Thursday, December 15, 2011

political deception of the day - Romney French ad

Here's a fun political TV ad. A liberal super PAC called American LP put together this video featuring Mitt Romney speaking French. They added in the text of quotes from Romney advocating for more liberal political positions in the past (i.e. pro-choice, pro-gay rights, etc.).

Deception is happening on a couple levels here.



First, I wonder how many people will think the text is an actual translation and not get the fact that the group is only doing this to tap into American (and more so conservative) Franco-phobia. I suppose it doesn't really matter. They actually don't need the text to make the ad effective. The only thing viewers are going to take away from it is Mitt Romney is speaking French. And a lot of GOP primary voters will not like that.

Amazingly, liberals are turning Romney into Kerry.

Second, is the fact that TJ Walker, the founder of American LP, referred to Romney as the "only sane, rational candidate" on the GOP side and said, "The mere fact that we can show him speaking French fluently, we believe, is going to irritate [Republican] primary voters."

It seems liberals are starting to launch attacks on Romney in this year's version of Rush Limbaugh's Operation Chaos.

Walker at the very least implies that Romney would be an acceptable president or at least an acceptable candidate and yet attacks him. There is an element of dishonesty in that, to compliment Romney out of one side of your mouth and criticize him out of the other.

Finally, there is the open secrecy of it all. How many voters who see this ad are going to realize that it is coming from the Democratic side and that it was made because liberal groups see Romney as the candidate most likely to be able to defeat Obama next year? It doesn't matter that PACS have to disclose in their ads that they are responsible for the content of the message. "Paid for by American LP" has no meaning unless every voter who sees it takes the time to look up that group and critically examine sender motivation in order to fully understand the intent of the ad.

2 comments:

TJ Walker, Daily National said...

I'm glad you find my ad fun, but why do you think it is deceptive? We feature 100% accurate quotes from Romney stating his liberal positions on issues. We feature 60 seconds of unedited video of him speaking in French. Voters can deice if they like his positions stated in the text or if they like him speaking French. We label that we paid for the ad, but why does it matter? If a conservative group pointed out to me that a democratic candidate I liked had been pro-life his whole career, I would find that useful and helpful info.

Rob Spicer said...

I think I make my interpretation of the ad as a deceptive practice kind of clear in the post, but I'll elaborate a little.

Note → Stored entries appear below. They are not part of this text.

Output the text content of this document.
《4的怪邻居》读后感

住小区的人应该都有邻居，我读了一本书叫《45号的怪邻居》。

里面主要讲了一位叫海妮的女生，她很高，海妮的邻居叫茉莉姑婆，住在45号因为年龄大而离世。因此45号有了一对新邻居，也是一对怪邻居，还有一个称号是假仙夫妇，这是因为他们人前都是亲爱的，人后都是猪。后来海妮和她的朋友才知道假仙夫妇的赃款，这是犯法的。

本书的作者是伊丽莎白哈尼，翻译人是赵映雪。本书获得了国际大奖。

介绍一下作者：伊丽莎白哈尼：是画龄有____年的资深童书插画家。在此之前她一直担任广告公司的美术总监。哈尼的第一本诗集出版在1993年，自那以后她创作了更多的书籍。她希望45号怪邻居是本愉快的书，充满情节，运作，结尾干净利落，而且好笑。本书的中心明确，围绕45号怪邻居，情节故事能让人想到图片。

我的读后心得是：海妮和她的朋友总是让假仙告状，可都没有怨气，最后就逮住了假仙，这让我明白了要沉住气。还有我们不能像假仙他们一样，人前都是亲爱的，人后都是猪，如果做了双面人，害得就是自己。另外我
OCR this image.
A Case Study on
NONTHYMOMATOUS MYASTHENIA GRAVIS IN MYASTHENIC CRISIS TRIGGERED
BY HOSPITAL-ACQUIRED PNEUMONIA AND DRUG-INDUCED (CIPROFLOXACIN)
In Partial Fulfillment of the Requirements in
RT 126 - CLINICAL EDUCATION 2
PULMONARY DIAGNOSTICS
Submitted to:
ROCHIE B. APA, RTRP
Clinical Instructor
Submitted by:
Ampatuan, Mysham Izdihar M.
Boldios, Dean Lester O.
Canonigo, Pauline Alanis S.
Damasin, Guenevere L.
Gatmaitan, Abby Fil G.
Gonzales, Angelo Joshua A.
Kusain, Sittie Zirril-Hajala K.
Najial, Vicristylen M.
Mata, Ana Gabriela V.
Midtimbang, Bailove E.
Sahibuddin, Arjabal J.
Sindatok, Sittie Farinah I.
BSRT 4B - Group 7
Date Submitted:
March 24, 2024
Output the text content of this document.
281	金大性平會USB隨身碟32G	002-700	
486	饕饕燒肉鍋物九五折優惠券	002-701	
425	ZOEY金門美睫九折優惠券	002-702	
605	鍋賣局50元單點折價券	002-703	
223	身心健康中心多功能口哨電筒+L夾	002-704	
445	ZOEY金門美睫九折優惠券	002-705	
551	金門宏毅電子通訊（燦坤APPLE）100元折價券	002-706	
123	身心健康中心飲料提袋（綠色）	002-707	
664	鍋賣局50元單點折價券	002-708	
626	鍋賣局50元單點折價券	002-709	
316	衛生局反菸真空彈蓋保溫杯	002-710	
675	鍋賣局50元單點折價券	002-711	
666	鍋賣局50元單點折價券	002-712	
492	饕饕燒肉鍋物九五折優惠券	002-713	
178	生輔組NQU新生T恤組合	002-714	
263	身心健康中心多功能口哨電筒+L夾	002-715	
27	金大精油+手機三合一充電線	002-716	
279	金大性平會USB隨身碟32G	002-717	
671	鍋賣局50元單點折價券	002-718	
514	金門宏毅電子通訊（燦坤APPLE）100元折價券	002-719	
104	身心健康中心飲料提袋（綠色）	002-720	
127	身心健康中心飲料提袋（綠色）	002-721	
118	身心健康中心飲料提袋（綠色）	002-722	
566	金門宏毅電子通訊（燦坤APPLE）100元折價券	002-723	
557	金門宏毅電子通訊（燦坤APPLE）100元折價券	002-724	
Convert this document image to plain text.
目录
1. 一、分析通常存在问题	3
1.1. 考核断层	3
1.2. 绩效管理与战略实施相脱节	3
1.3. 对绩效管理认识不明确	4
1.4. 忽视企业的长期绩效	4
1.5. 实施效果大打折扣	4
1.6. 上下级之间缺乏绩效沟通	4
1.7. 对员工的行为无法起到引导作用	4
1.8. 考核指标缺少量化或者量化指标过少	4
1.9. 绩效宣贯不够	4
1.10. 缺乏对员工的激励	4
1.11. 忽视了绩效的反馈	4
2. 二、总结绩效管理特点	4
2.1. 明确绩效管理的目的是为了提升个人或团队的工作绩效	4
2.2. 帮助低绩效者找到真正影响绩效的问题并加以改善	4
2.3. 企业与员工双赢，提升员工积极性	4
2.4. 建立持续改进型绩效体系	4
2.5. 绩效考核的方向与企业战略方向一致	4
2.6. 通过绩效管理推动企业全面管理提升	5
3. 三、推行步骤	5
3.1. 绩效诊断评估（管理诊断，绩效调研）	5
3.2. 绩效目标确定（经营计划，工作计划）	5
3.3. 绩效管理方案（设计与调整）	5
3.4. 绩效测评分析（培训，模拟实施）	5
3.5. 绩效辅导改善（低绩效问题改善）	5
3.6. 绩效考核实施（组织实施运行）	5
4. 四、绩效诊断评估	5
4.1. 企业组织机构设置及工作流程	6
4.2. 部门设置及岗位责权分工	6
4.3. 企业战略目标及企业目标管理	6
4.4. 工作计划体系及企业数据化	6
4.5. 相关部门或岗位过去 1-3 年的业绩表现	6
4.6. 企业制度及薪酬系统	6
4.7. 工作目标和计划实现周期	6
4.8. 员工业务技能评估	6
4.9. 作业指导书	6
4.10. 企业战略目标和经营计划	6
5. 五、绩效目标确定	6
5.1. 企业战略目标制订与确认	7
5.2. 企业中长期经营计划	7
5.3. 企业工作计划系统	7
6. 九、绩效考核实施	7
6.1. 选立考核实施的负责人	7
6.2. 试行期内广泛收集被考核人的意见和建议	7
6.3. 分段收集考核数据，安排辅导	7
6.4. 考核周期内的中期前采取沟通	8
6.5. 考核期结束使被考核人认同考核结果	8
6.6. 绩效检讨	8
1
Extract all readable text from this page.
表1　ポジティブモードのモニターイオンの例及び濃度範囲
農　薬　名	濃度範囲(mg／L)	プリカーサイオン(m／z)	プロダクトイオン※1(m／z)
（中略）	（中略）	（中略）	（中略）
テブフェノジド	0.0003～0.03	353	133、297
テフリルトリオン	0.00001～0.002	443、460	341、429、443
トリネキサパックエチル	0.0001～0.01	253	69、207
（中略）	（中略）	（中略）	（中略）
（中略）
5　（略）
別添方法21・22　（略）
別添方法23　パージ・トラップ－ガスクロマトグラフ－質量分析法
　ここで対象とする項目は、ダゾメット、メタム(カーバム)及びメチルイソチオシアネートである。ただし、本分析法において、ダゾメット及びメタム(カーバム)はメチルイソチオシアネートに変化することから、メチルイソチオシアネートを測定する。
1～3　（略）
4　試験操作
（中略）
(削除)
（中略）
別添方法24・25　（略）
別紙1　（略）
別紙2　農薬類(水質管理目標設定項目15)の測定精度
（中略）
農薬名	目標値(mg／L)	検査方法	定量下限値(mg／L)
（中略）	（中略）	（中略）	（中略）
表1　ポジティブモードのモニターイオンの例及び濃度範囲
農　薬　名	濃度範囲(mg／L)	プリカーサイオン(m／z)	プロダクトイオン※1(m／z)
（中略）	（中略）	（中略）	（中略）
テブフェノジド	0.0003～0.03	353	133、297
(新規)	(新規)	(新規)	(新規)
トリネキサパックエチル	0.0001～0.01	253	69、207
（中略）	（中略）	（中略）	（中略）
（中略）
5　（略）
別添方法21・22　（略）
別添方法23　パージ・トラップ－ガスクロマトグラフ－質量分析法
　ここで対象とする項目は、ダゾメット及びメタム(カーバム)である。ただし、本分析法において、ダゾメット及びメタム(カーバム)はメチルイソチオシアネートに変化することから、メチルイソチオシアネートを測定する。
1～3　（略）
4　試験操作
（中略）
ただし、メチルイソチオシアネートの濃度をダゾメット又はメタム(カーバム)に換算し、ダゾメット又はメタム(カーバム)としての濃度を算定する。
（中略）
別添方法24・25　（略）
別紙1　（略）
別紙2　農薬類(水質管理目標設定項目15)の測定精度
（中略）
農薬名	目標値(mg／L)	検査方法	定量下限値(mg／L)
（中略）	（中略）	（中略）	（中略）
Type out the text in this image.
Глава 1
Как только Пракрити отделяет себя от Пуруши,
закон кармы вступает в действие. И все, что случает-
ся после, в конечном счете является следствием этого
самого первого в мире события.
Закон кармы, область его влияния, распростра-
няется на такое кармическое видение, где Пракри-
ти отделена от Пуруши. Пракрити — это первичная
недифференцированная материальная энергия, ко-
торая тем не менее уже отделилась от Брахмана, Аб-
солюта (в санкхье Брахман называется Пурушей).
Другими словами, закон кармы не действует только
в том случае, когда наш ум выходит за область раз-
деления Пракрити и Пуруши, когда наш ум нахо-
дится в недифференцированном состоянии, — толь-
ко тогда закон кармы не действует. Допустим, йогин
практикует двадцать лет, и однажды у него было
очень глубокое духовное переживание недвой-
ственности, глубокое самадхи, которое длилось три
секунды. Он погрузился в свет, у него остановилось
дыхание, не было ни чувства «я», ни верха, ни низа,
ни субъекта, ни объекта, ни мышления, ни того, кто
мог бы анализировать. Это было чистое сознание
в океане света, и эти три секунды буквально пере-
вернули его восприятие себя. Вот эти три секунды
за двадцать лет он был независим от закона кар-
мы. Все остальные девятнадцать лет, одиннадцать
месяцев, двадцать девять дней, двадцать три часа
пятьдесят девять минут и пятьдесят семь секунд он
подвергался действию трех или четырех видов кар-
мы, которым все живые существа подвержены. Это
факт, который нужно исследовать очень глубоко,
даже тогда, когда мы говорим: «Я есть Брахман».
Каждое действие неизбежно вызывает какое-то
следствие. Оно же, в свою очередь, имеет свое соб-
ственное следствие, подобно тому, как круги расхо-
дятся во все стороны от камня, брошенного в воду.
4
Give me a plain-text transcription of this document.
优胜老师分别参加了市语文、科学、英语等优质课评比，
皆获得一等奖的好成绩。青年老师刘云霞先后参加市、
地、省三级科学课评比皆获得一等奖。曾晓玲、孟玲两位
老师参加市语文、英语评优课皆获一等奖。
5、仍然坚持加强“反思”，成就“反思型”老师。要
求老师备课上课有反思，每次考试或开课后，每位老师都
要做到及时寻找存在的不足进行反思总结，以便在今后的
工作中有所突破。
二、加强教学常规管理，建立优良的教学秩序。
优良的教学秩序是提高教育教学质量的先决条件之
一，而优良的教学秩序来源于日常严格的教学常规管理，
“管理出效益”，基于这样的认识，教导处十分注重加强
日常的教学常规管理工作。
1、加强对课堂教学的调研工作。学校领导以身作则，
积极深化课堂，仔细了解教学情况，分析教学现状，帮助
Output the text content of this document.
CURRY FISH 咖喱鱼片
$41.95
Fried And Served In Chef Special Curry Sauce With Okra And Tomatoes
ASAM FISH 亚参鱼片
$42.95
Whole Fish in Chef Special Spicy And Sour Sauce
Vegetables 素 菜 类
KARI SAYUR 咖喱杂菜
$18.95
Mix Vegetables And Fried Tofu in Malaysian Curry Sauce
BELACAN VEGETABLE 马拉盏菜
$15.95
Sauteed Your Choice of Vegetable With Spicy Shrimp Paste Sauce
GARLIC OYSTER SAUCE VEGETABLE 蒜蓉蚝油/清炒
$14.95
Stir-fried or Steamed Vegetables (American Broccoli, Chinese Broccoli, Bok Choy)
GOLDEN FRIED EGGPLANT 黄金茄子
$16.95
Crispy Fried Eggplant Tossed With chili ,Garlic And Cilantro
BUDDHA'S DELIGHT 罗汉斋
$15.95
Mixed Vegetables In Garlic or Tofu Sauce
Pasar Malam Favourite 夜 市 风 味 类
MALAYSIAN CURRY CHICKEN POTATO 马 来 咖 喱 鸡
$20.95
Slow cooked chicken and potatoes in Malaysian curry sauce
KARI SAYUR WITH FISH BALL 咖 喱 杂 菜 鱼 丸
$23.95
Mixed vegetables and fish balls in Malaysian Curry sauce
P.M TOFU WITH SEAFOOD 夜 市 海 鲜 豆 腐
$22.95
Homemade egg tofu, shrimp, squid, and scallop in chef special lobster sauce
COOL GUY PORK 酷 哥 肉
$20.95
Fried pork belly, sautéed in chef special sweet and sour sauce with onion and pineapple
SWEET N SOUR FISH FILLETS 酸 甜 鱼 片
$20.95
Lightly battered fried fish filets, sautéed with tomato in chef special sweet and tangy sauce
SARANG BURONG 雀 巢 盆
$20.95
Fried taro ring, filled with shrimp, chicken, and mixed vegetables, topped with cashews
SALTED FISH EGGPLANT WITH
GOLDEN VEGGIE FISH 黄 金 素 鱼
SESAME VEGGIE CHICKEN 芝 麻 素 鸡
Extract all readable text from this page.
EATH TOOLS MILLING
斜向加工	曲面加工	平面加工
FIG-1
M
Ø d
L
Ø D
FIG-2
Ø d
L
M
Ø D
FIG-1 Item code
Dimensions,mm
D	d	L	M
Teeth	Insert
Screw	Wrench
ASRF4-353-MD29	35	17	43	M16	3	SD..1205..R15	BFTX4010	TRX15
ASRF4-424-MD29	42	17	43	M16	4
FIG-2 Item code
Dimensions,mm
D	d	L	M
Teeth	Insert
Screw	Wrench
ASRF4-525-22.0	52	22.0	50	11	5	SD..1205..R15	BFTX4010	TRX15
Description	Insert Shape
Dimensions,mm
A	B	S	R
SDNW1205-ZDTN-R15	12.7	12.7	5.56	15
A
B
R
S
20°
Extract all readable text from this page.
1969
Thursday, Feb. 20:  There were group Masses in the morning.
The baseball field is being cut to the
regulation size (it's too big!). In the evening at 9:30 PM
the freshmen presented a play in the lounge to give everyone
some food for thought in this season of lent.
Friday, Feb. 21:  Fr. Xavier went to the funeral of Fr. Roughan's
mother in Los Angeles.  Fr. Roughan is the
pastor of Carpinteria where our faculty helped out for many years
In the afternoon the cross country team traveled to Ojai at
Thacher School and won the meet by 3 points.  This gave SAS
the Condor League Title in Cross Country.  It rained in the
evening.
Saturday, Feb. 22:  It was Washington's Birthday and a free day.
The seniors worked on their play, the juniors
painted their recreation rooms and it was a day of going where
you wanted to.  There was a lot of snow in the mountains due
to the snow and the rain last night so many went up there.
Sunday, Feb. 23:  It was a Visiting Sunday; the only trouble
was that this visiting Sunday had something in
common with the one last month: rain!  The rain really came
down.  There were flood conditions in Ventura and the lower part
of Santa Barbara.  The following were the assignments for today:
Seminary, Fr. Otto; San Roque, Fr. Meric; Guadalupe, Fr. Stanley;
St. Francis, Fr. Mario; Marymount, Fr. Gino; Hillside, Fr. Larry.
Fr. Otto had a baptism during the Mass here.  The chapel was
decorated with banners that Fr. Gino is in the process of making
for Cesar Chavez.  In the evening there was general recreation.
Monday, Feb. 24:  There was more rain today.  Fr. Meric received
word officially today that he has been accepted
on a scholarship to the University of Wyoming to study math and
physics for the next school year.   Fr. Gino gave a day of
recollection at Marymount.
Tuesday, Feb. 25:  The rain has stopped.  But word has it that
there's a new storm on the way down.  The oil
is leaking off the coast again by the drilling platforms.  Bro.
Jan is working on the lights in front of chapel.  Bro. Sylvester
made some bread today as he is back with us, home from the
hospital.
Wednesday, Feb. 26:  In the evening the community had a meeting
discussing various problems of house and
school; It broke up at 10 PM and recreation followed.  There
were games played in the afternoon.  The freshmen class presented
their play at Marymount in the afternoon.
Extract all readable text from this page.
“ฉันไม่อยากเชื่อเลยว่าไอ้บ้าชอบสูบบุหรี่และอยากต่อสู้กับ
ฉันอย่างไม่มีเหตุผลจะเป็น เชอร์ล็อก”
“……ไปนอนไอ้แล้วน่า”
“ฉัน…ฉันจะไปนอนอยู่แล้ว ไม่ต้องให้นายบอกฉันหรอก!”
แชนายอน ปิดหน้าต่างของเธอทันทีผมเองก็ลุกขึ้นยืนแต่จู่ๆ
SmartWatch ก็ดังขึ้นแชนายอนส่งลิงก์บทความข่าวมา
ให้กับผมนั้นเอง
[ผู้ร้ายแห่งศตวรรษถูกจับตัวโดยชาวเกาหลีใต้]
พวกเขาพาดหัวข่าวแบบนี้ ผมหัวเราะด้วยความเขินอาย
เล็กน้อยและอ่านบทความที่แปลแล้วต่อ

First is the production technique. Text printed below someone speaking a foreign language gives the viewer the impression that this is what the speaker is actually saying. Maybe you didn't intend that, but it's a mistake you are leading the viewer to.

And this also plays on the Franco-phobia. The viewer is led to believe that “Romney didn’t just say these things he said them in French!”

Second is the fact that you admit that Romney is the only sane choice on the GOP side and yet you're doing something that will help all of those less sane choices. As much as I think Pres. Obama would easily beat Gingrich, Bachman, et al. in 12, I still DO NOT want any of them to be one step closer to the White House. I would rather take my chances going up against Romney.

Remember, Reagan was the opponent Carter's people hoped for in 1980. Careful what you wish for.

So you're framing it as "helpful information" but you know more than it being helpful information for GOP primary voters, it's harmful information for the Romney campaign.

Third is the point about sender motivation. Like I said, many voters are going to have the impression that in the context of the GOP primary this is an ad coming from a conservative group trying to help a more conservative candidate when in reality it's from a liberal group trying to undermine a more electable Republican in order to help Pres. Obama in the general election.

Of course the responsibility is on the viewer to do the research. But still …

And you are correct. The quotes are 100% true. But it feels like one of those instances of political discourse where the truth isn’t quite true. Similar to what happened in the 2002 Senate race in Montana http://www.thesmokinggun.com/documents/crime/senate-hopeful-quits-citing-gay-baiting-tv-ad.

Don’t get me wrong, there is part of me that really appreciates and is getting a kick out of the “revenge for John Kerry” aspect of it all. But more than anything, the issue of sender motivation matters. It is a fun ad, and I’m glad it isn’t ugly, but I don’t like it when Republicans pull their shenanigans (i.e. operation chaos), so I should criticize my own side when we do it.

It’s also a matter of the sort of “open secrecy” of money and messages traveling through outside groups, 527s, etc. Secrecy is a practice of deception and it’s difficult for the public to truly know the sources of the funding for these ads.